We can view the first few rows of the file we just imported.

In [None]:
# The .head(n) command displays the first n rows of the file.
dataset.head(5)

## Plotting a histogram

In [None]:
# Create variables for histogram parameters
mass = dataset.M
nbins = 50
xmin = 30
xmax = 120

# Calculate the source data (a frequency table) for the histogram
mass_plot = numpy.histogram(mass, bins=nbins, range=(xmin, xmax))

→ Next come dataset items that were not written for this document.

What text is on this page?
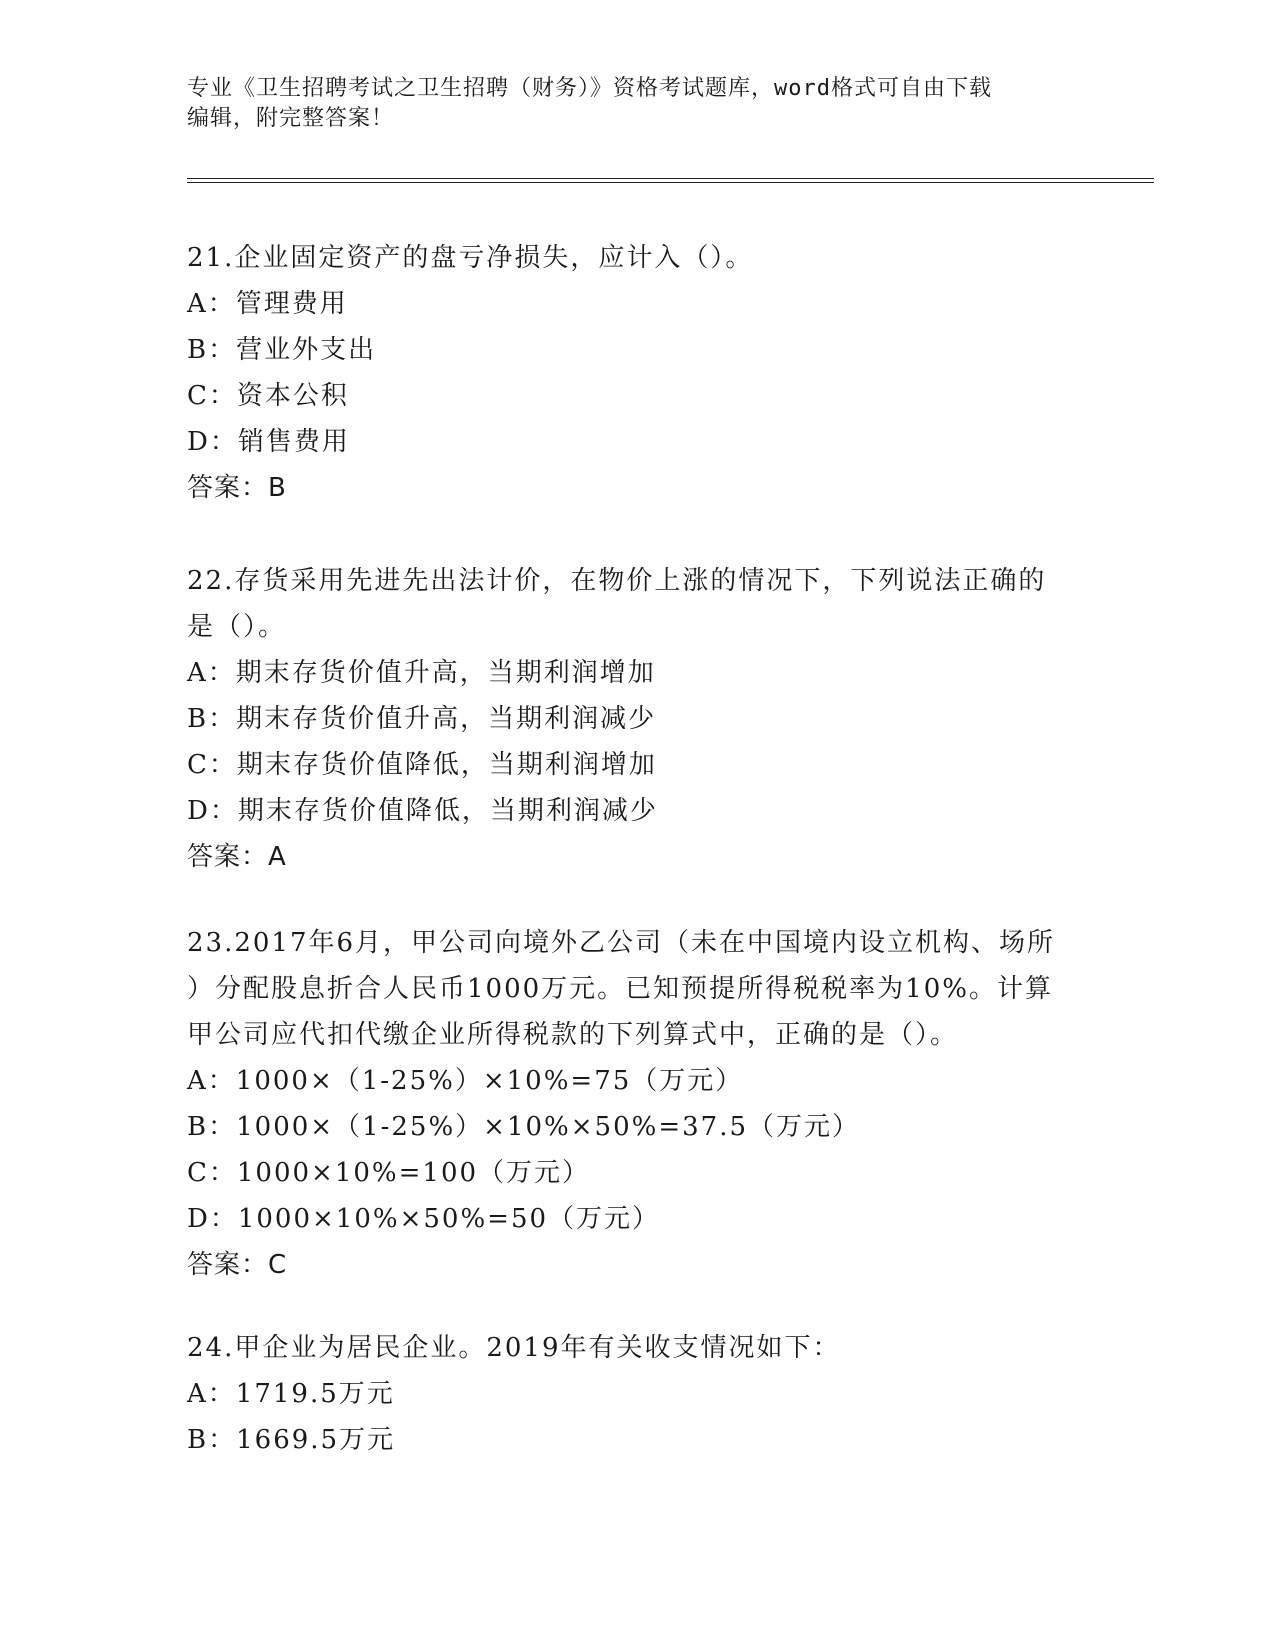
专业《卫生招聘考试之卫生招聘（财务）》资格考试题库，word格式可自由下载
编辑，附完整答案！
21.企业固定资产的盘亏净损失，应计入（）。
A：管理费用
B：营业外支出
C：资本公积
D：销售费用
答案：B
22.存货采用先进先出法计价，在物价上涨的情况下，下列说法正确的
是（）。
A：期末存货价值升高，当期利润增加
B：期末存货价值升高，当期利润减少
C：期末存货价值降低，当期利润增加
D：期末存货价值降低，当期利润减少
答案：A
23.2017年6月，甲公司向境外乙公司（未在中国境内设立机构、场所
）分配股息折合人民币1000万元。已知预提所得税税率为10%。计算
甲公司应代扣代缴企业所得税款的下列算式中，正确的是（）。
A：1000×（1-25%）×10%=75（万元）
B：1000×（1-25%）×10%×50%=37.5（万元）
C：1000×10%=100（万元）
D：1000×10%×50%=50（万元）
答案：C
24.甲企业为居民企业。2019年有关收支情况如下：
A：1719.5万元
B：1669.5万元
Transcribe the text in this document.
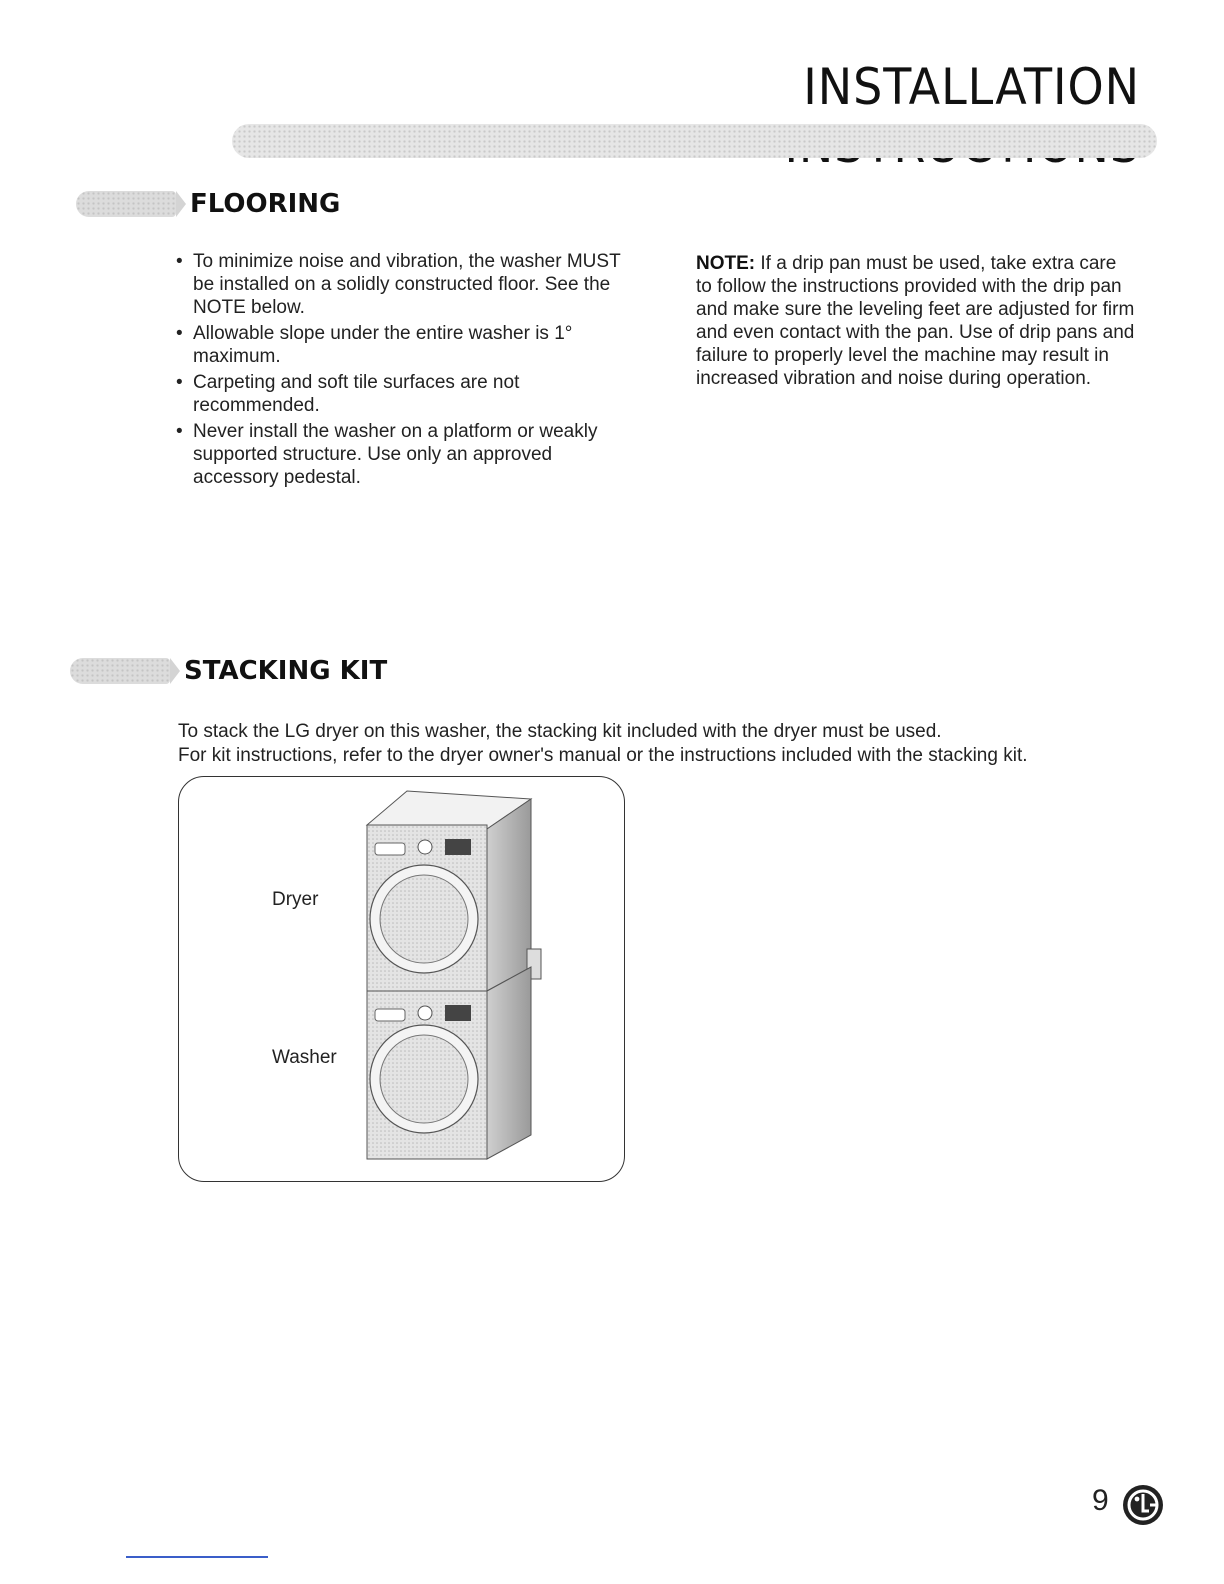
INSTALLATION
FLOORING
• To minimize noise and vibration, the washer MUST be installed on a solidly constructed floor. See the NOTE below.
• Allowable slope under the entire washer is 1° maximum.
• Carpeting and soft tile surfaces are not recommended.
• Never install the washer on a platform or weakly supported structure. Use only an approved accessory pedestal.
NOTE: If a drip pan must be used, take extra care to follow the instructions provided with the drip pan and make sure the leveling feet are adjusted for firm and even contact with the pan. Use of drip pans and failure to properly level the machine may result in increased vibration and noise during operation.
STACKING KIT
To stack the LG dryer on this washer, the stacking kit included with the dryer must be used.
For kit instructions, refer to the dryer owner's manual or the instructions included with the stacking kit.
Dryer
Washer
9
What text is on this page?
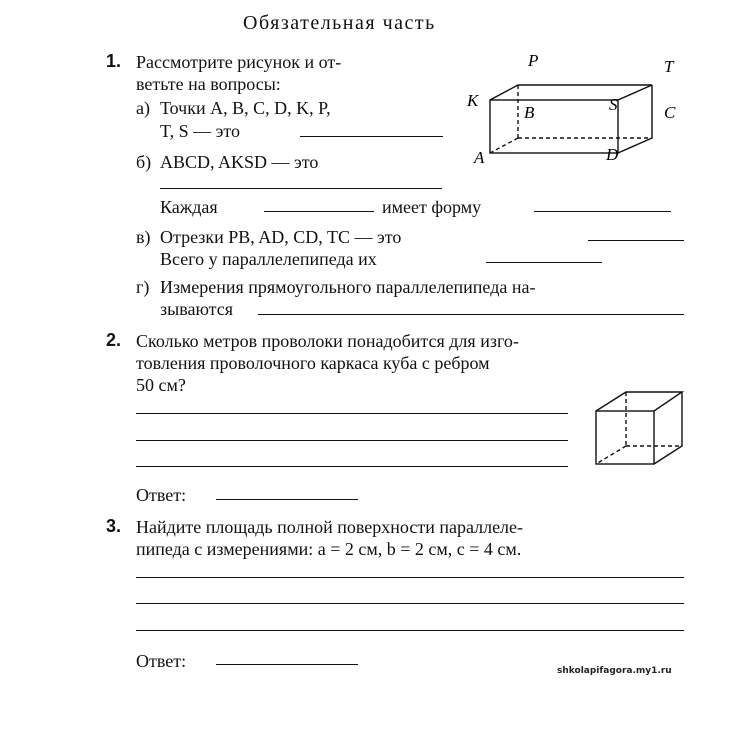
Обязательная часть
1. Рассмотрите рисунок и от-
ветьте на вопросы:
а) Точки A, B, C, D, K, P,
T, S — это
б) ABCD, AKSD — это
Каждая	имеет форму
в) Отрезки PB, AD, CD, TC — это
Всего у параллелепипеда их
г) Измерения прямоугольного параллелепипеда на-
зываются
P	T
K
B	S	C
A	D
2. Сколько метров проволоки понадобится для изго-
товления проволочного каркаса куба с ребром
50 см?
Ответ:
3. Найдите площадь полной поверхности параллеле-
пипеда с измерениями: a = 2 см, b = 2 см, c = 4 см.
Ответ:	shkolapifagora.my1.ru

# Formatting how the histogram will display the frequency data.
hist, bins = mass_plot
width = 1.0*(bins[1] - bins[0])
center = (bins[:-1] + bins[1:]) / 2

plt.bar(center, hist, align='center', width=width,  color='k', linewidth=1, edgecolor='g')
plt.xlim(xmin, xmax)
plt.xlabel('invariant mass (GeV)')
plt.ylabel('number of events')

# This actually shows the histogram
plt.show()

You can find more information on how numpy makes histograms [here](http://docs.scipy.org/doc/numpy-1.10.1/reference/generated/numpy.histogram.html).

## Modify and re-plot
If we're looking for particles that decay into a pair of oppositely-charged particle, we'll need to filter events with two like-charge products.

In [None]:
oppQ_events = dataset[dataset.Q1 != dataset.Q2]
oppQ_mass = oppQ_events['M']

mass_plot = numpy.histogram(oppQ_mass, bins=nbins, range=(xmin, xmax))

hist, bins = mass_plot
width = 1.0*(bins[1] - bins[0])
center = (bins[:-1] + bins[1:]) / 2

# Formatting the histogram
plt.bar(center, hist, align='center', width=width,  color='k', linewidth=1, edgecolor='g')
plt.xlim(xmin, xmax)
plt.xlabel('invariant mass (GeV)')
plt.ylabel('number of events')

# This actually shows the histogram
plt.show()

And now you've made a mass plot! Try editing some code and re-running the cell to see the effects. For more information on formatting the markdown text in a cell like this one, go to Help > Markdown > Basic Writing and Formatting Text.

To save your work: go to File > Save and Checkpoint. That only saves your edits as long as you're working inthis notebook. All is lost after 10 minutes of inactivity.

To really save your work: go to File > Download as > iPython notebook (or save as pdf if you just want to show someone a snapshot of what your code and output look like.